Großbritannien übernahm die Klinische Pharmazie aus den USA. Schon in den 1970er Jahren gab es dort Apotheker auf Station. Durch eine Anpassung der Ausbildung konnten in den 1980ern Klinische Pharmazeuten ihre Arbeit aufnehmen, und seit den 1990ern sind sie fest in Spezialteams integriert.
In Deutschland engagierte sich Prof. Dr. Walter Schunack für die Implementierung der Klinischen Pharmazie. Sein erster Anlauf 1986 scheiterte, aber der zweite Versuch 1992 sollte eine erfolgreiche Keimzelle werden. Anhand von "Papierfällen" übte eine freiwillige Arbeitsgruppe an der Freien Universität in Berlin den Umgang mit Patientenakten, Arzneimittelinformation und interdisziplinäres Denken in der Arzneimitteltherapie.

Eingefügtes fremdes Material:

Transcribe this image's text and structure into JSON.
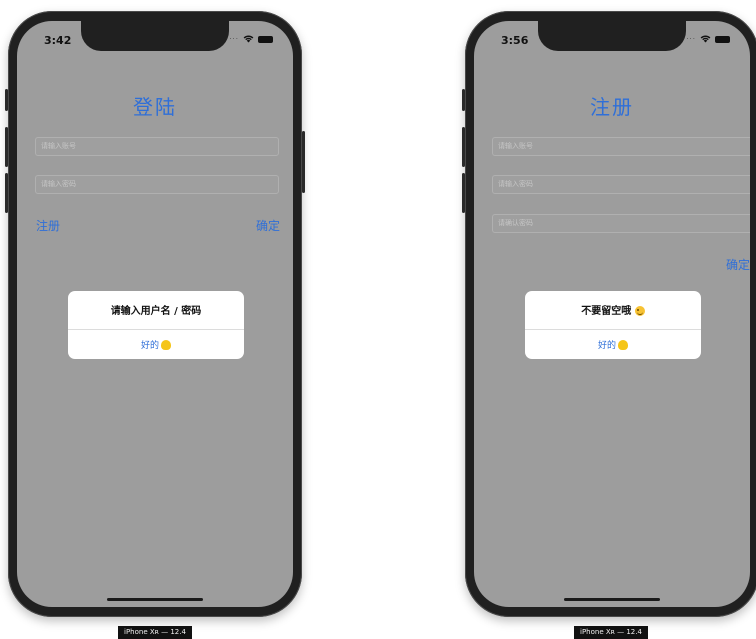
{
  "login": {
    "status_time": "3:42",
    "title": "登陆",
    "account_placeholder": "请输入账号",
    "password_placeholder": "请输入密码",
    "register_label": "注册",
    "confirm_label": "确定",
    "alert": {
      "message": "请输入用户名 / 密码",
      "ok_label": "好的"
    },
    "device_label": "iPhone Xʀ — 12.4"
  },
  "register": {
    "status_time": "3:56",
    "title": "注册",
    "account_placeholder": "请输入账号",
    "password_placeholder": "请输入密码",
    "confirm_password_placeholder": "请确认密码",
    "confirm_label": "确定",
    "alert": {
      "message": "不要留空哦",
      "ok_label": "好的"
    },
    "device_label": "iPhone Xʀ — 12.4"
  },
  "icons": {
    "ok_hand": "ok-hand-icon",
    "wink": "wink-icon",
    "wifi": "wifi-icon",
    "battery": "battery-icon",
    "cellular": "cellular-icon"
  },
  "colors": {
    "accent": "#2f6fd8",
    "screen_overlay": "#9d9d9d",
    "bezel": "#202020",
    "alert_bg": "#ffffff"
  }
}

Für ihn selbst, so Jaehde, war dies der Start seiner universitären Laufbahn, die er in Bonn fortsetzte, weil dort durch eine Umstrukturierung des Fachbereichs der erste Lehrstuhl für Klinische Pharmazie – bis 2001 noch kombiniert mit Pharmazeutischer Chemie – eingerichtet wurde.
Dass der Apotheker zur Beratung von Patienten klinisch-pharmazeutisches Wissen benötigt, werde akzeptiert, führte Jaehde weiter aus, aber die Ergebnisse aus der Forschung werden bislang zu wenig wahrgenommen, was die Anerkennung als wissenschaftliches Fach erschwere. Jaehde zeigte sich überzeugt, dass künftig mehr Klinische Pharmazeuten benötigt werden. Zum Beispiel fordert der Aktionsplan 2010 – 2012 zur Verbesserung der Arzneimittelsicherheit eine aktive Mitarbeit der Apotheker, um Strategien zur Risikovermeidung zu entwickeln und umzusetzen.